Die Raster-Noton-Supergroup ist zurück! Labelbetreiber Olaf Bender, Frank Bretschneider und Carsten Nicolai geben sich auf »Robotron« zum zweiten Mal als Signal die Ehre. Vorliegende CD ist eine Compilation von Signal-Tracks von 2001–06. Leider fehlen chronologische Angaben. Indes ist von Anfang an die Sound- und besonders die Beat-Konstellation klar: RN als Gegenentwurf zu technoidem Funk und zu Minimal, knüpft »Robotron« noch am ehesten an frühe Sähkö-VÖs an. Entschlackte Beatkomplexe verlaufen ineinander, dazu jede Menge, wenn auch dezent gehaltenes Feedback-Rauschen.

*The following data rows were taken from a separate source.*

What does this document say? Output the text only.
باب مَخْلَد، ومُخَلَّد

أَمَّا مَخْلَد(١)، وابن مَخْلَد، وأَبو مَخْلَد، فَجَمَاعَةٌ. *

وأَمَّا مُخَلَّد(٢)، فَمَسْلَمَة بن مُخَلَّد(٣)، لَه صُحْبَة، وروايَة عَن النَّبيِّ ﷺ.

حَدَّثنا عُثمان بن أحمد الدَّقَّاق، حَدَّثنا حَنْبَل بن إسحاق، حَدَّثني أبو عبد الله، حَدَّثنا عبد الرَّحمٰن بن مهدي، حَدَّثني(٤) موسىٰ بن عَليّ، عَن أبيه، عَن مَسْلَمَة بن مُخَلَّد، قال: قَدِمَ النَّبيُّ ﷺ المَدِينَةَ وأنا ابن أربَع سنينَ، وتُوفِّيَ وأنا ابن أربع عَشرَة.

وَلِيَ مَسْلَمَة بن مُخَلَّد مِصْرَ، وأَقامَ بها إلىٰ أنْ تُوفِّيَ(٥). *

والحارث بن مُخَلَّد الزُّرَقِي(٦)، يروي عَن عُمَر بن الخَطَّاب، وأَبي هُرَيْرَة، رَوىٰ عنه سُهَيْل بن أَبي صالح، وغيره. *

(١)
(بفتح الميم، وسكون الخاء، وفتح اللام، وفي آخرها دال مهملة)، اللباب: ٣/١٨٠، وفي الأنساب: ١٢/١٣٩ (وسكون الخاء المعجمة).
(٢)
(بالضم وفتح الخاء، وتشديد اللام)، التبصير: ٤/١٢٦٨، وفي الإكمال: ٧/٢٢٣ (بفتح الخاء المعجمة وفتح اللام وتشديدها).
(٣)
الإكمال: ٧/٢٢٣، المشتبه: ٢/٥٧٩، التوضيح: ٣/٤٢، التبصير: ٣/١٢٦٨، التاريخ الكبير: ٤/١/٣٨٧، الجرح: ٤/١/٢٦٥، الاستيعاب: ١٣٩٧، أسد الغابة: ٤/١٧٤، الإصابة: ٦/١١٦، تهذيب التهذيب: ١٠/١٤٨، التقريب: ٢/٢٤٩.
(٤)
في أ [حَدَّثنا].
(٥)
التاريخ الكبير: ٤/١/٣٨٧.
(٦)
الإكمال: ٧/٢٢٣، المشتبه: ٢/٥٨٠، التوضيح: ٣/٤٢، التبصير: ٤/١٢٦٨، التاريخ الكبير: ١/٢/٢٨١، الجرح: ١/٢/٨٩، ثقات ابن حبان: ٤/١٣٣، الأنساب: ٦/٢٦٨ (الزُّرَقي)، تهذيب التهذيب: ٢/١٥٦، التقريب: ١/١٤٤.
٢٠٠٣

Roboter-Disco? Auch. Klar könnte man sich mit »Robotron« wunderbar an einem Mensch-Maschine-Diskurs aufreiben, was eingedenk des von Signal betriebenen digitalen Reduktionismus mehr als sinnhaft wäre. Noch dazu lässt sich bei Signal ein ausgeprägter Technologie-Pragmatismus ausmachen, bei dem Test- und Störgeräusche in einer rhythmisierten Medienarchäologie aufgehen. »Robotron« schafft eine ausgewogene Balance zwischen Kopflastigkeit und Arschwackeln: Im DJ-Set vor Signal einen 20 % runtergepitchten und die HiHats gekillten Jeff-Mills-Track, here we go! Eine interessante Compilation, keine zwingend wichtige Scheibe, für stilprägende Rhythmusdekonstrukionen indes bestens geeignet. Hier ist defintiv der Groove zu Hause, sonische Bass-Physikalität inklusive.